しかし、協力開始から50年以上を経て、ブランタス川をめぐる状況は大きく変わってきている。たとえば、協力実施時から課題だった中下流部での堆砂はますます深刻になっている。ブランタス川流域の人口はこの50年で2倍以上に増加した。その結果、かつては未耕作地だった山間部で田畑耕作が盛んに行われるようになり、それに伴う土壌流失がブランタス川の堆砂の大きな原因となっているとの見方がある。
また、クディリ付近では、堆砂を川底から掘り出す違法行為が頻発する一方、川の流量が低下したため、川面が大きく低下した。
川の流量の低下は、ブランタス川へ流れこむ水源数の減少が影響している可能性がある。環境NGOのWALHIによると、2005年以前は水源が421箇所もあったが、2005年には221箇所、2009年には57箇所、そして2012年にはわずか13箇所へと、10年経たない間に水源の数が激減した。とりわけ、水源に近い場所でのホテルや別荘地の開発が問題視されており、バトゥ市ではホテル建設への反対運動が起こった。
このように見てくると、急速な経済開発と人口増加のなかで、「ブランタス川流域総合開発」の役目は終わりつつあり、ブランタス川の河川としての機能をどのように保全するか、という新たな緊急の課題が表出しているように見える。
(2014年10月3日執筆)
インドネシアのカカオについて学ぶ大学生のスタディツアーのお手伝いをする機会があった。ジャカルタやスラバヤでチョコレートの生産・販売・消費を調べた後、西スラウェシ州ポレワリでは、京都でチョコレートの製造・販売を行うダリ・ケー社のスタディツアーに便乗し、カカオ農家の現状を学んだ。

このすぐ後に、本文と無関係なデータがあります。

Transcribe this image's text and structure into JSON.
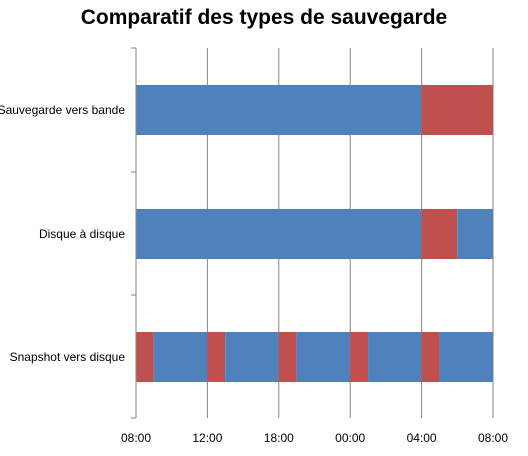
{
  "chart_data": {
    "type": "bar",
    "orientation": "horizontal",
    "stacked": true,
    "title": "Comparatif des types de sauvegarde",
    "categories": [
      "Sauvegarde vers bande",
      "Disque à disque",
      "Snapshot vers disque"
    ],
    "x_ticks": [
      "08:00",
      "12:00",
      "18:00",
      "00:00",
      "04:00",
      "08:00"
    ],
    "xlim": [
      0,
      5
    ],
    "grid": true,
    "colors": {
      "blue": "#4F81BD",
      "red": "#C0504D"
    },
    "bars": [
      {
        "category": "Sauvegarde vers bande",
        "segments": [
          {
            "start": 0,
            "end": 4.0,
            "color": "blue"
          },
          {
            "start": 4.0,
            "end": 5.0,
            "color": "red"
          }
        ]
      },
      {
        "category": "Disque à disque",
        "segments": [
          {
            "start": 0,
            "end": 4.0,
            "color": "blue"
          },
          {
            "start": 4.0,
            "end": 4.5,
            "color": "red"
          },
          {
            "start": 4.5,
            "end": 5.0,
            "color": "blue"
          }
        ]
      },
      {
        "category": "Snapshot vers disque",
        "segments": [
          {
            "start": 0,
            "end": 0.25,
            "color": "red"
          },
          {
            "start": 0.25,
            "end": 1.0,
            "color": "blue"
          },
          {
            "start": 1.0,
            "end": 1.25,
            "color": "red"
          },
          {
            "start": 1.25,
            "end": 2.0,
            "color": "blue"
          },
          {
            "start": 2.0,
            "end": 2.25,
            "color": "red"
          },
          {
            "start": 2.25,
            "end": 3.0,
            "color": "blue"
          },
          {
            "start": 3.0,
            "end": 3.25,
            "color": "red"
          },
          {
            "start": 3.25,
            "end": 4.0,
            "color": "blue"
          },
          {
            "start": 4.0,
            "end": 4.25,
            "color": "red"
          },
          {
            "start": 4.25,
            "end": 5.0,
            "color": "blue"
          }
        ]
      }
    ]
  }
}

インドネシアのカカオ農家のほとんどは小農である。農家から集配商人、輸出業者へ至る流通マージンは小さく、国際価格の変動が買い取り価格へ直結する。なお、アフリカ諸国のようなカカオをめぐる児童労働の問題は存在しない。
インドネシア産カカオは未発酵の低級品で、これまでほぼ全量が豆のまま輸出されてきた。国際市場での評価が低いためか、国内で発酵カカオ豆と未発酵カカオ豆の価格差はなく、発酵カカオ豆を生産する動機がなかった。実際、未発酵カカオ豆にも化粧品材料などの国際市場が存在する。
今、その状況が変わりつつある。きっかけは、2010年にカカオ豆の輸出に5〜15%の輸出税が課せられるようになったことである。これに伴い、輸入元の外国企業がインドネシア国内にカカオ加工工場を立地させ始めた。

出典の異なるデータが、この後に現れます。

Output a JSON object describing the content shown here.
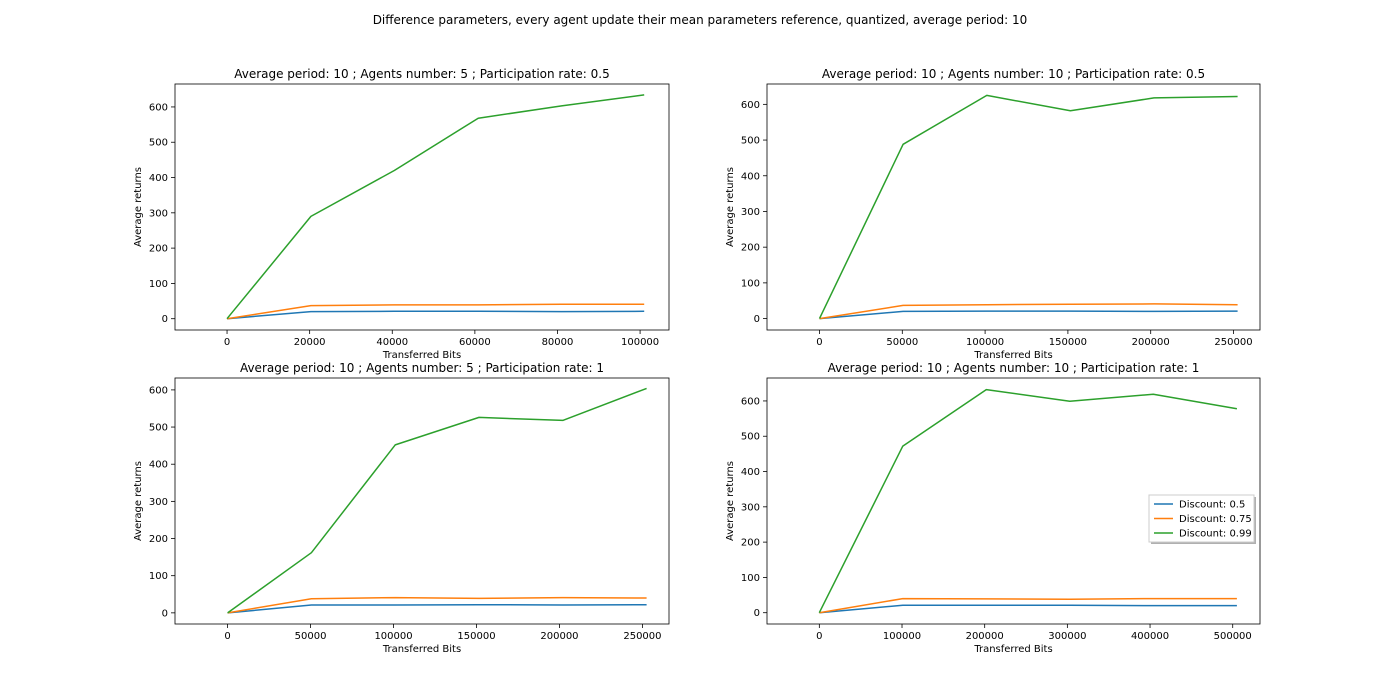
{
  "figure": {
    "suptitle": "Difference parameters, every agent update their mean parameters reference, quantized, average period: 10"
  },
  "legend": {
    "entries": [
      "Discount: 0.5",
      "Discount: 0.75",
      "Discount: 0.99"
    ],
    "colors": [
      "#1f77b4",
      "#ff7f0e",
      "#2ca02c"
    ],
    "placement": "center-right of bottom-right subplot"
  },
  "chart_data": [
    {
      "type": "line",
      "title": "Average period: 10 ; Agents number: 5 ; Participation rate: 0.5",
      "xlabel": "Transferred Bits",
      "ylabel": "Average returns",
      "xlim": [
        -12600,
        107000
      ],
      "ylim": [
        -32,
        665
      ],
      "xticks": [
        0,
        20000,
        40000,
        60000,
        80000,
        100000
      ],
      "yticks": [
        0,
        100,
        200,
        300,
        400,
        500,
        600
      ],
      "x": [
        0,
        20300,
        40500,
        60800,
        81000,
        101000
      ],
      "series": [
        {
          "name": "Discount: 0.5",
          "color": "#1f77b4",
          "values": [
            0,
            20,
            21,
            21,
            20,
            21
          ]
        },
        {
          "name": "Discount: 0.75",
          "color": "#ff7f0e",
          "values": [
            0,
            37,
            39,
            39,
            41,
            41
          ]
        },
        {
          "name": "Discount: 0.99",
          "color": "#2ca02c",
          "values": [
            0,
            290,
            420,
            568,
            603,
            634
          ]
        }
      ]
    },
    {
      "type": "line",
      "title": "Average period: 10 ; Agents number: 10 ; Participation rate: 0.5",
      "xlabel": "Transferred Bits",
      "ylabel": "Average returns",
      "xlim": [
        -31700,
        266000
      ],
      "ylim": [
        -32,
        657
      ],
      "xticks": [
        0,
        50000,
        100000,
        150000,
        200000,
        250000
      ],
      "yticks": [
        0,
        100,
        200,
        300,
        400,
        500,
        600
      ],
      "x": [
        0,
        50500,
        101000,
        151500,
        202000,
        252500
      ],
      "series": [
        {
          "name": "Discount: 0.5",
          "color": "#1f77b4",
          "values": [
            0,
            20,
            21,
            21,
            20,
            21
          ]
        },
        {
          "name": "Discount: 0.75",
          "color": "#ff7f0e",
          "values": [
            0,
            37,
            39,
            40,
            41,
            39
          ]
        },
        {
          "name": "Discount: 0.99",
          "color": "#2ca02c",
          "values": [
            0,
            488,
            625,
            582,
            618,
            622
          ]
        }
      ]
    },
    {
      "type": "line",
      "title": "Average period: 10 ; Agents number: 5 ; Participation rate: 1",
      "xlabel": "Transferred Bits",
      "ylabel": "Average returns",
      "xlim": [
        -31700,
        266000
      ],
      "ylim": [
        -30,
        632
      ],
      "xticks": [
        0,
        50000,
        100000,
        150000,
        200000,
        250000
      ],
      "yticks": [
        0,
        100,
        200,
        300,
        400,
        500,
        600
      ],
      "x": [
        0,
        50500,
        101000,
        151500,
        202000,
        252500
      ],
      "series": [
        {
          "name": "Discount: 0.5",
          "color": "#1f77b4",
          "values": [
            0,
            21,
            21,
            22,
            21,
            22
          ]
        },
        {
          "name": "Discount: 0.75",
          "color": "#ff7f0e",
          "values": [
            0,
            38,
            41,
            39,
            41,
            40
          ]
        },
        {
          "name": "Discount: 0.99",
          "color": "#2ca02c",
          "values": [
            0,
            162,
            452,
            526,
            518,
            604
          ]
        }
      ]
    },
    {
      "type": "line",
      "title": "Average period: 10 ; Agents number: 10 ; Participation rate: 1",
      "xlabel": "Transferred Bits",
      "ylabel": "Average returns",
      "xlim": [
        -63300,
        533000
      ],
      "ylim": [
        -32,
        665
      ],
      "xticks": [
        0,
        100000,
        200000,
        300000,
        400000,
        500000
      ],
      "yticks": [
        0,
        100,
        200,
        300,
        400,
        500,
        600
      ],
      "x": [
        0,
        101000,
        202000,
        303000,
        404000,
        505000
      ],
      "series": [
        {
          "name": "Discount: 0.5",
          "color": "#1f77b4",
          "values": [
            0,
            21,
            21,
            21,
            20,
            20
          ]
        },
        {
          "name": "Discount: 0.75",
          "color": "#ff7f0e",
          "values": [
            0,
            40,
            39,
            38,
            40,
            40
          ]
        },
        {
          "name": "Discount: 0.99",
          "color": "#2ca02c",
          "values": [
            0,
            472,
            632,
            599,
            619,
            578
          ]
        }
      ]
    }
  ]
}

ところが、加工工場の要求水準を満たす発酵カカオ豆は、国内から量的にまだ調達できず、輸入が必要となる状況である。そこで加工工場は、買い取り価格にプレミアムを付け、発酵・未発酵を問わず、カカオ豆の確保へ動いた。なかには、未発酵カカオ豆を買い取って自前で発酵させるところさえ現れた。その結果、加工工場による未発酵カカオ豆の買い取り価格が、仕向地への輸送コストを引いた国際価格を上回る事態が生じた。
こうして、カカオ豆の流れは、従来の輸出向けから加工工場向けへ大きくシフトした。加工工場は発酵・未発酵カカオ豆の価格に差を付け、農家レベルでも発酵カカオ豆を生産する機運が生まれ始めたのである。
インドネシアはガーナを抜いて世界第2位のカカオ生産国となった。低級品といわれたカカオでも、しっかり発酵させれば、良質のチョコレートになることは、ダリ・ケー社の高級チョコレートが証明している。
そのダリ・ケー社は、西欧製のチョコレート製造機械をポレワリのカカオ農家に設置した。利幅の最も大きい最終工程を農家の手に委ねるのである。さらに、カカオの滓を使うバイオガス発電構想もある。これからスラウェシのカカオにどんな変革が起こるのか注目される。